The name was written down on Martin's list as Shan Ryan. Maureen had assumed it stood for Sharon. "Is Shan a nurse?"
"Yeah, but he isn't in right now."
"Um, did he work at the Northern between 'ninety-one and 'ninety-four?"
"Well, I'm not sure of the dates but I think it's definitely him you want."
"I've got him down as Sharon."
"It's a mistake lots of people make," said the helpful woman, "but he's not in just now."
"Do you know what time he'll be back?"
"No idea, I'm just his flatmate, he doesn't tell me anything. He's probably in the Variety Bar in Sauchiehall Street if you want to go down there."
"Well, it's not that urgent, really."
"Or you could call him at work tomorrow. He's in the dispensary in the Rainbow Clinic on the South Side. If you phone Levanglen they'll put you through."
"Thanks," said Maureen, and put the receiver down as if it had burned her.
She could feel tiny Jim's eyes on her back as she locked the front door behind her. Out in the dark street the policemen in the car nudged one another awake and waited until she was halfway down the hill before starting the engine and turning the lights on.
Maureen tried to come up with a good justification for wasting money on a cab instead of hanging about and waiting for a bus. If she ran out of her own money she could use some of Douglas's, but she didn't want to. It was Sunday and there wouldn't be many buses about. She might have to wait for ages; she might miss the visiting time. She walked down the hill to the main road and hailed a cab, asking the driver to take her to the far end of Whiteinch.
The driver began a monologue about his daughter's wonderful exam results and kept it up all the way down Dumbarton Road. Maureen asked him to stop at a newsagent's and nipped out, blowing more money on an unhappy bouquet of dying flowers and a box of chocolates to take to Yvonne.
Daniel House looked like any of the other detached brownstone houses in the street. Only the economy-model cars in the driveway marked it out: the other houses had Mercedes and BMWs parked outside. A discreet brass sign screwed into the low garden wall identified it as Daniel House Nursing Home. The storm doors were open and folded back against the porch; the doorstep had been replaced with a short ramp. The inside door was enormous and had a four-foot-tall glass panel, etched with an elaborate Grecian vase design.
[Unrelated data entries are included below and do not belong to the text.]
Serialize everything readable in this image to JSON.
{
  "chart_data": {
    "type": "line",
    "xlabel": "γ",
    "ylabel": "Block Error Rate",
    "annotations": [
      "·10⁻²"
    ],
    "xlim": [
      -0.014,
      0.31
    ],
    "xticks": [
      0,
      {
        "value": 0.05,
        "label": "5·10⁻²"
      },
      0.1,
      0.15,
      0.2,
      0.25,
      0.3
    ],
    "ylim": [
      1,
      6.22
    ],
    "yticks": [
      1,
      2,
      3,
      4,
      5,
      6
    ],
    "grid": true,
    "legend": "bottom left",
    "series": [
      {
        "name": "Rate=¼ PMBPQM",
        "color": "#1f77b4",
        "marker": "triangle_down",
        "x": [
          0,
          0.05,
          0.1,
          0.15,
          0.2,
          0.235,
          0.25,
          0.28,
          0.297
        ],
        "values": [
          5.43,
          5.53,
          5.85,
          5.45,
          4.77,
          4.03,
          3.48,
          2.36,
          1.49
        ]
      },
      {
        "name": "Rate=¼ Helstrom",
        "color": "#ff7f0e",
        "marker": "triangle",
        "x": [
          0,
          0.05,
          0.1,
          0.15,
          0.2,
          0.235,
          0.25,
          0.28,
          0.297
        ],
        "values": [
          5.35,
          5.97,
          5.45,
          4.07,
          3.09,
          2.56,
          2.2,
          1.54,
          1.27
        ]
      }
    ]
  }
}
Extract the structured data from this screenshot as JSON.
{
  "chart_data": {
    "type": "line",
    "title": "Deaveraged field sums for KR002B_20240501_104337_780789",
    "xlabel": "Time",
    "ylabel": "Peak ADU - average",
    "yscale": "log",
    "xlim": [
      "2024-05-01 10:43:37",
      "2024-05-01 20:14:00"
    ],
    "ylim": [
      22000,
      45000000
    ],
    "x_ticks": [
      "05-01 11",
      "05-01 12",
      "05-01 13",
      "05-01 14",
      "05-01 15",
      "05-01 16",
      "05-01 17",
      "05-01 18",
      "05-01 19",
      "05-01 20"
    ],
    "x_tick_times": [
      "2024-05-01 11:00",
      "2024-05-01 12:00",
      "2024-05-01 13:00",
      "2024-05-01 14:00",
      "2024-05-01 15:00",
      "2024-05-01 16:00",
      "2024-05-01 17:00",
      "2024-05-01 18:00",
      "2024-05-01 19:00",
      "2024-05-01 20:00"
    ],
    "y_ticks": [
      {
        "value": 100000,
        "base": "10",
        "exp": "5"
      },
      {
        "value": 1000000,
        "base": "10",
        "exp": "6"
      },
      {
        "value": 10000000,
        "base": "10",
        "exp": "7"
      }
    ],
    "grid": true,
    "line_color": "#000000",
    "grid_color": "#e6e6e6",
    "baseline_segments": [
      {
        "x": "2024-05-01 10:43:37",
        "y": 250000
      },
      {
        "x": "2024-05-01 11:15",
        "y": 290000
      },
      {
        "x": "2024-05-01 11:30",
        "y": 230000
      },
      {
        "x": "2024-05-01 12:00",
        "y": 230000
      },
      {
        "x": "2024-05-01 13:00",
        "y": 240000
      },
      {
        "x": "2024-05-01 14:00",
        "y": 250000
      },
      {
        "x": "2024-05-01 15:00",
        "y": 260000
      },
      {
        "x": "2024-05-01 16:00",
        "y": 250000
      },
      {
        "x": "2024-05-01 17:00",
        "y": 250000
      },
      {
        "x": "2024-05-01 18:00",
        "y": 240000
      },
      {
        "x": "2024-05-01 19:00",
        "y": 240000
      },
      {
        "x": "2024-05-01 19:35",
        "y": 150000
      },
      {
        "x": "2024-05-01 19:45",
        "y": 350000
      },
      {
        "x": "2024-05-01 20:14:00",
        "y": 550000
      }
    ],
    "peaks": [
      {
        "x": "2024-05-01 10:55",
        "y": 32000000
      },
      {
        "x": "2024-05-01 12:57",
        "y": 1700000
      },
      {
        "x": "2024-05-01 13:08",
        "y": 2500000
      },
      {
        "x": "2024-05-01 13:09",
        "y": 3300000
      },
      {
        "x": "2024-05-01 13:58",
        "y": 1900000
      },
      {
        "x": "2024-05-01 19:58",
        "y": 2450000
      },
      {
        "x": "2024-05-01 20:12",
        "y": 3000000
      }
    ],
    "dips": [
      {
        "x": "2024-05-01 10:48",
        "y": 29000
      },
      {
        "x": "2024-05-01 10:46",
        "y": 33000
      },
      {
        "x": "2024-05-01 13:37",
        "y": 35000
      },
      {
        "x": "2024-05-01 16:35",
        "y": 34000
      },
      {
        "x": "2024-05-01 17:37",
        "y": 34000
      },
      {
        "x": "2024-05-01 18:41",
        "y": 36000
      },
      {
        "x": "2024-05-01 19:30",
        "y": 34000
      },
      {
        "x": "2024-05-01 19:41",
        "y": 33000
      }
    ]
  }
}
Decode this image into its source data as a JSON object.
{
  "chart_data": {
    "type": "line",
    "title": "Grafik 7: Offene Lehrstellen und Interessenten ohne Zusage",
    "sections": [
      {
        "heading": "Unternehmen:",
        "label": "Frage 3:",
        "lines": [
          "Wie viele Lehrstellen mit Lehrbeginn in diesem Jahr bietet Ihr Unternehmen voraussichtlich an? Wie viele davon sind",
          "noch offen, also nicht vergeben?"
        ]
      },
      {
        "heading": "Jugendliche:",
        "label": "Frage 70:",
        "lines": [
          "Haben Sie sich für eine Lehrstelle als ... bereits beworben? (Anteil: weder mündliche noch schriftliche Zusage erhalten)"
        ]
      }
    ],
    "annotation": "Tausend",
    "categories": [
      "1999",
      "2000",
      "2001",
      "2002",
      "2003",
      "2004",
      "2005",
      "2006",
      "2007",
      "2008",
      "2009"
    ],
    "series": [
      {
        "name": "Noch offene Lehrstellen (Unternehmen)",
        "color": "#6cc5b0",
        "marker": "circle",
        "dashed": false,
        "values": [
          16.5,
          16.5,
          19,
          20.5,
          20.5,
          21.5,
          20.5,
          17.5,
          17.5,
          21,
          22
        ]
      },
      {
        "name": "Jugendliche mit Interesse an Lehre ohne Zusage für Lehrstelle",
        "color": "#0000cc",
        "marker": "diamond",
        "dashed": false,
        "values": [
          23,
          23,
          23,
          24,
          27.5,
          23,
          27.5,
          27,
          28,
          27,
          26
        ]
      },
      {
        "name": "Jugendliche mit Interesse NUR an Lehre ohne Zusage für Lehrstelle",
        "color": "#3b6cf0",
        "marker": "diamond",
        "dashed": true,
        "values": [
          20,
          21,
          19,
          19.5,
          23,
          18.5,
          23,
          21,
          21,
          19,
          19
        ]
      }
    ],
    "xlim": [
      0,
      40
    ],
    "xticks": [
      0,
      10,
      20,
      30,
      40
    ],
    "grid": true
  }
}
Maureen pressed the white plastic doorbell and stepped back. A young nurse opened the door. She wore a white pinny over a blue candy-striped uniform. "Hello?" she said.
"I phoned earlier, about Yvonne Urquhart."
"Oh, yes," she said, and opened the door wide, welcoming Maureen in.
Maureen felt the heavy-duty nylon carpet squeak and drag on her rubber-soled boots. The heating in the nursing home was very high and she started sweating as soon as she stepped through the door. Twin oak doorways on either side of the hall led into large communal rooms. Directly opposite the front door a broad oak staircase swept up to the second floor. A stainless-steel rail had been screwed onto the elegant balustrade and a folded lift chair nestled idly at the foot of the stairs. In the shadow of the graceful staircase stood a gray medication trolley with the lid down.
The nurse saw the box of chocolates in Maureen's hand and flinched. "It's a while since you saw Yvonne, isn't it?"
"Yeah," said Maureen.
"I don't think you should give her those," she said, pointing at the box. "She could choke."